American inventor (1907–1997)

Ray Stanton Avery (January 13, 1907 – December 12, 1997) was an American inventor, most known for creating self-adhesive labels (modern stickers). Using a $100 loan from his then-fiancé Dorothy Durfee and combining used machine parts with a saber saw, he created and patented the world's first self-adhesive (also called pressure sensitive) die-cut labeling machine. In 1935, he founded what is now the Avery Dennison Corporation and Avery Products Corporation.

Avery served as chairman of the board of trustees of California Institute of Technology, and he was a member of the board of trustees of the Huntington Library and the board of trustees of the Los Angeles County Museum of Art.

Avery House at Caltech is named after him.

== Early life ==
Ray Stanton Avery was born on January 13, 1907, in Oklahoma City. He lived in a rented chicken coop and worked at the Midnight Mission as a clerk to put himself through college.

After dropping out for a year to live in the USA, Avery graduated from Pomona College with a humanities degree in 1932. He was a member of the Kappa Theta Epsilon fraternity and a member of the "Oriental study expedition", a group of men from Pomona College who traveled to the Orient and spent about a year there before returning to the college.

== Stickers ==

National Sticker Day is celebrated on January 13, in honor of Avery, who was born on that day. While gum paste (requiring moistening) had been used on labels since the 1880s, Avery is credited with creating the first pressure-sensitive sticker (self-adhering without moistening) in 1935.

== Philanthropy ==
Avery donated generously to educational and arts institutions.
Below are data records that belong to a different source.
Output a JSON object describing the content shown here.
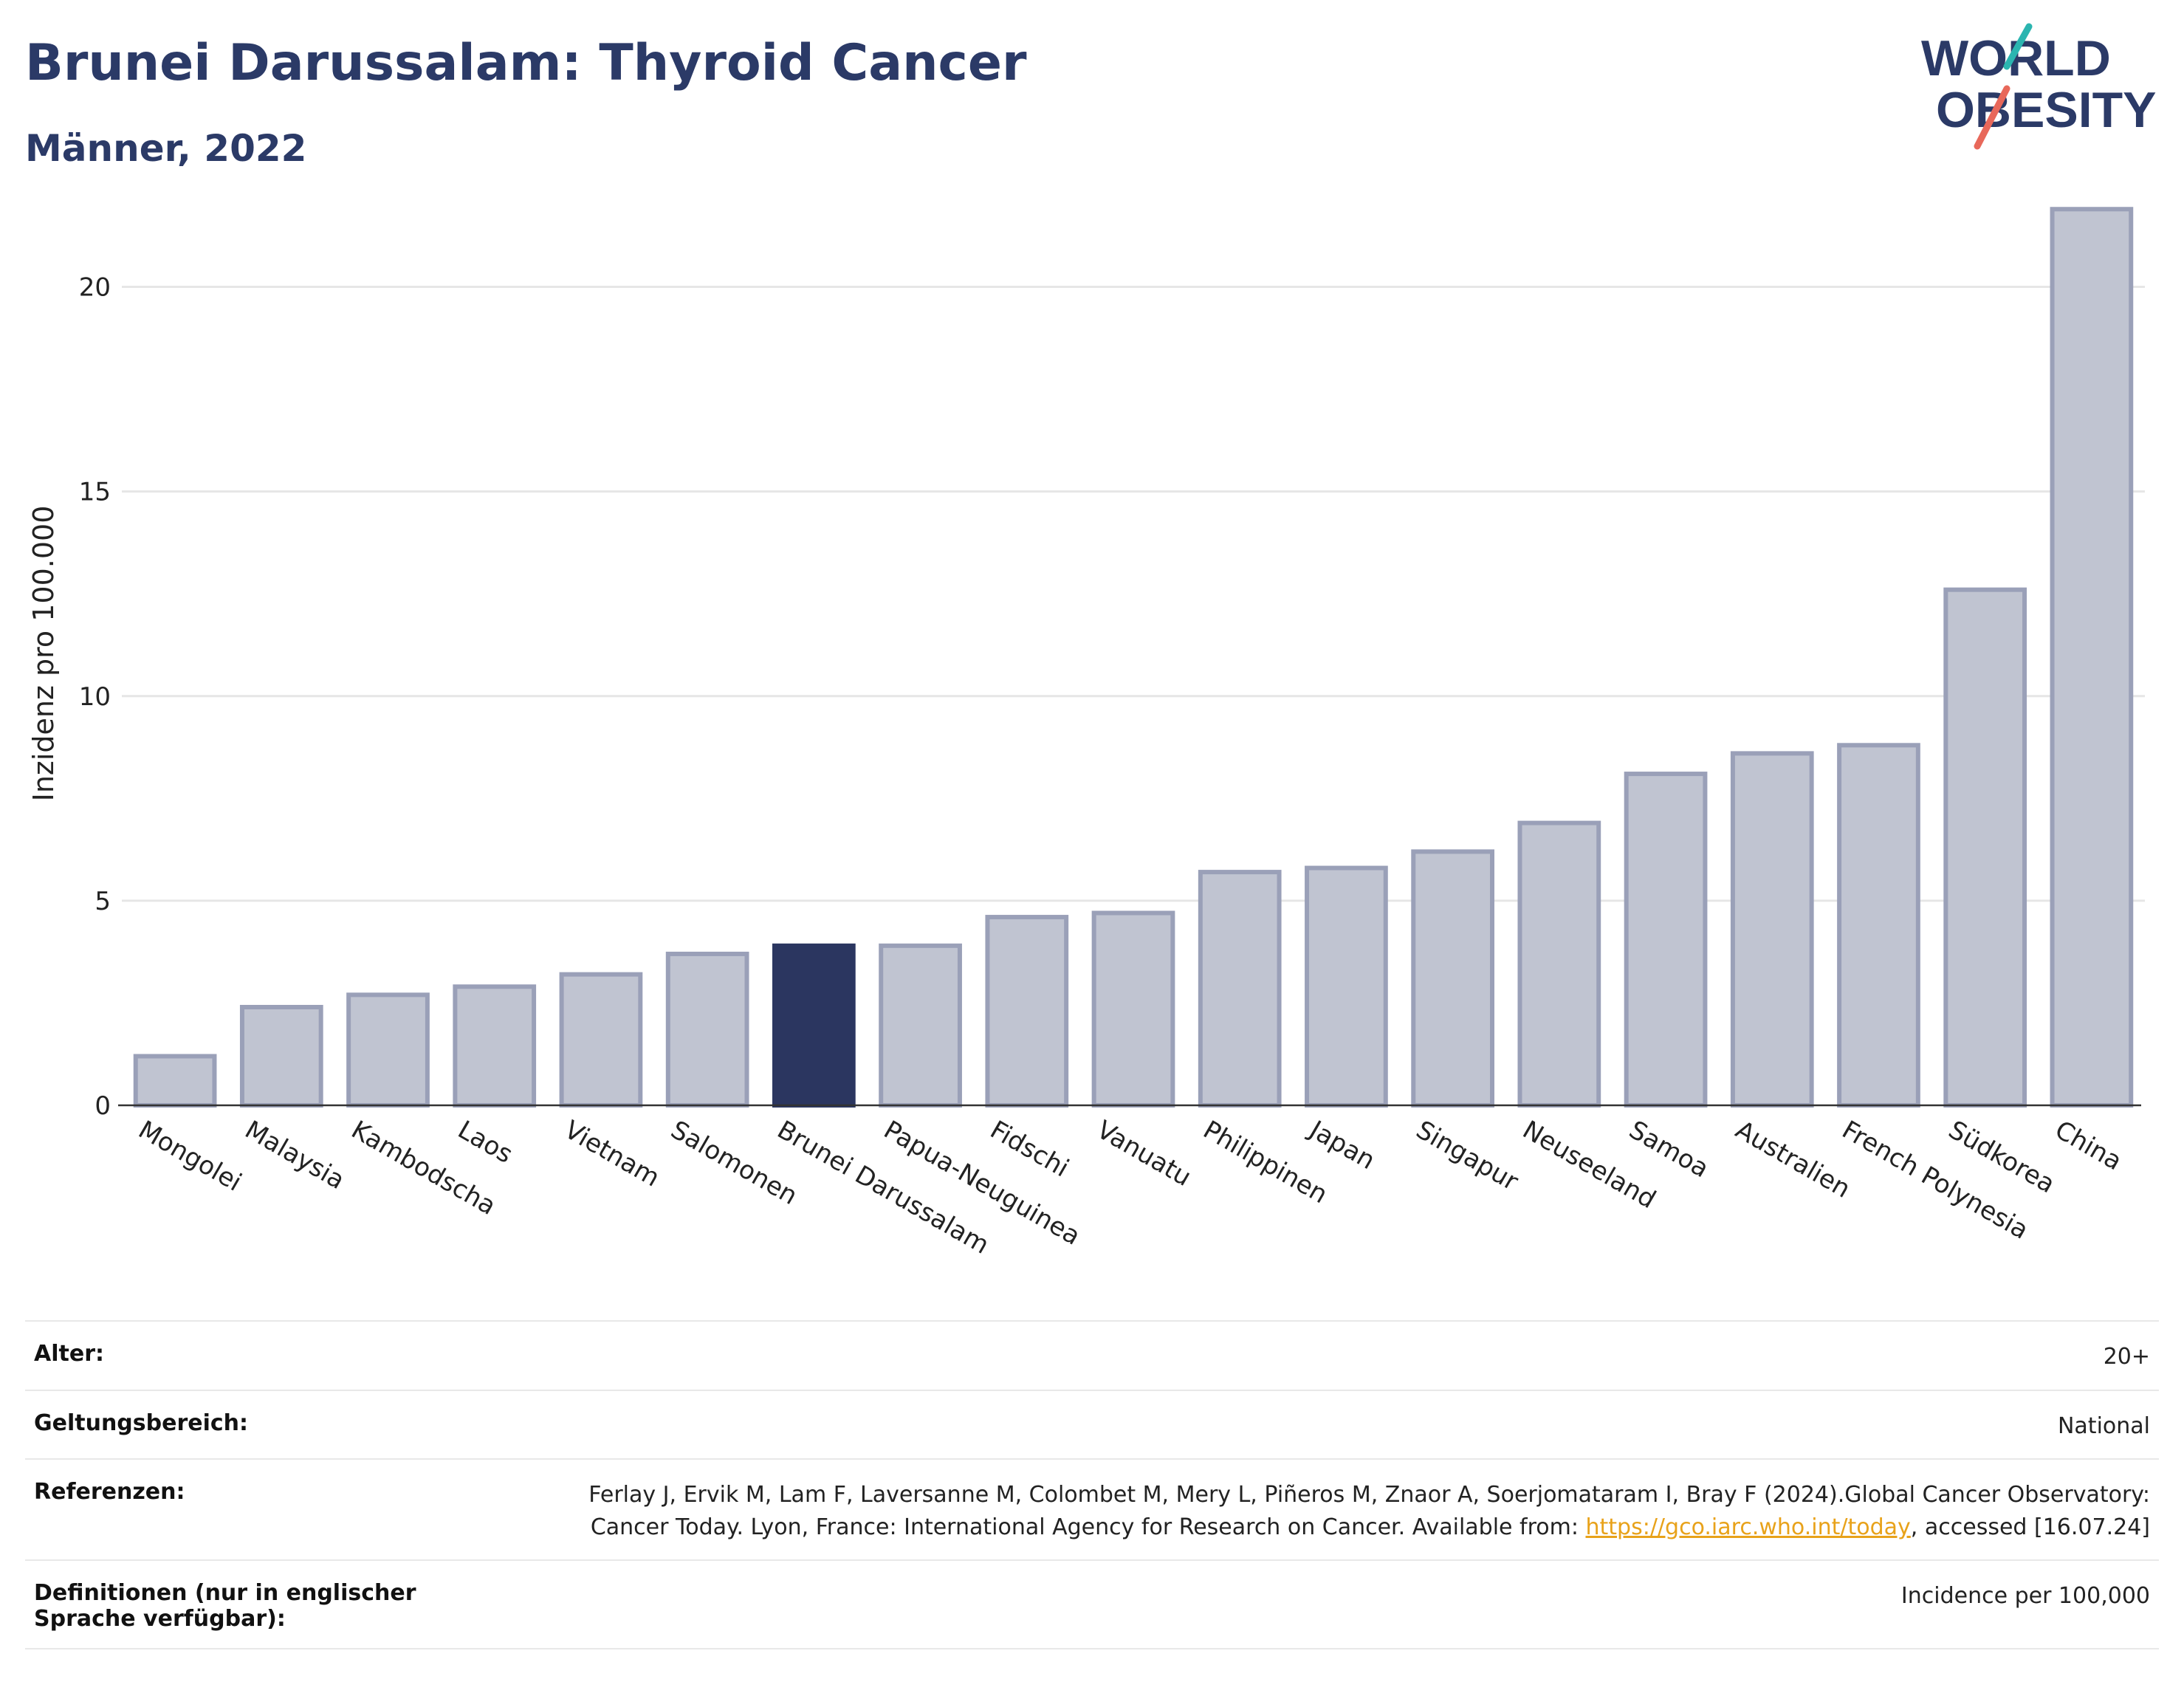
{
  "header": {
    "title": "Brunei Darussalam: Thyroid Cancer",
    "subtitle": "Männer, 2022"
  },
  "logo": {
    "line1": "WORLD",
    "line2": "OBESITY",
    "accent_teal": "#2bb5b0",
    "accent_red": "#e8685a",
    "text_color": "#2b3a67"
  },
  "chart_data": {
    "type": "bar",
    "ylabel": "Inzidenz pro 100.000",
    "ylim": [
      0,
      22.5
    ],
    "yticks": [
      0,
      5,
      10,
      15,
      20
    ],
    "grid": true,
    "highlight": "Brunei Darussalam",
    "colors": {
      "bar": "#c0c4d1",
      "bar_edge": "#9aa0b8",
      "highlight": "#2b3660",
      "grid": "#e6e6e6",
      "axis": "#333333"
    },
    "categories": [
      "Mongolei",
      "Malaysia",
      "Kambodscha",
      "Laos",
      "Vietnam",
      "Salomonen",
      "Brunei Darussalam",
      "Papua-Neuguinea",
      "Fidschi",
      "Vanuatu",
      "Philippinen",
      "Japan",
      "Singapur",
      "Neuseeland",
      "Samoa",
      "Australien",
      "French Polynesia",
      "Südkorea",
      "China"
    ],
    "values": [
      1.2,
      2.4,
      2.7,
      2.9,
      3.2,
      3.7,
      3.9,
      3.9,
      4.6,
      4.7,
      5.7,
      5.8,
      6.2,
      6.9,
      8.1,
      8.6,
      8.8,
      12.6,
      21.9
    ]
  },
  "meta": {
    "rows": [
      {
        "key": "Alter:",
        "value": "20+"
      },
      {
        "key": "Geltungsbereich:",
        "value": "National"
      },
      {
        "key": "Referenzen:",
        "value_part1": "Ferlay J, Ervik M, Lam F, Laversanne M, Colombet M, Mery L, Piñeros M, Znaor A, Soerjomataram I, Bray F (2024).Global Cancer Observatory: Cancer Today. Lyon, France: International Agency for Research on Cancer. Available from: ",
        "link": "https://gco.iarc.who.int/today",
        "value_part2": ", accessed [16.07.24]"
      },
      {
        "key": "Definitionen (nur in englischer Sprache verfügbar):",
        "value": "Incidence per 100,000"
      }
    ]
  }
}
He was known for philanthropy in Southern California, having supported the California Institute of Technology, the Los Angeles County Museum of Art and the Huntington Library.

In 1996, he created Avery House at Caltech, a residence housing undergraduates, graduate students and faculty.

== Personal life ==
Avery married his first wife, Margaret Lolhker, on August 6, 1932. She was also a graduate with honors of Pomona College, just as Avery was.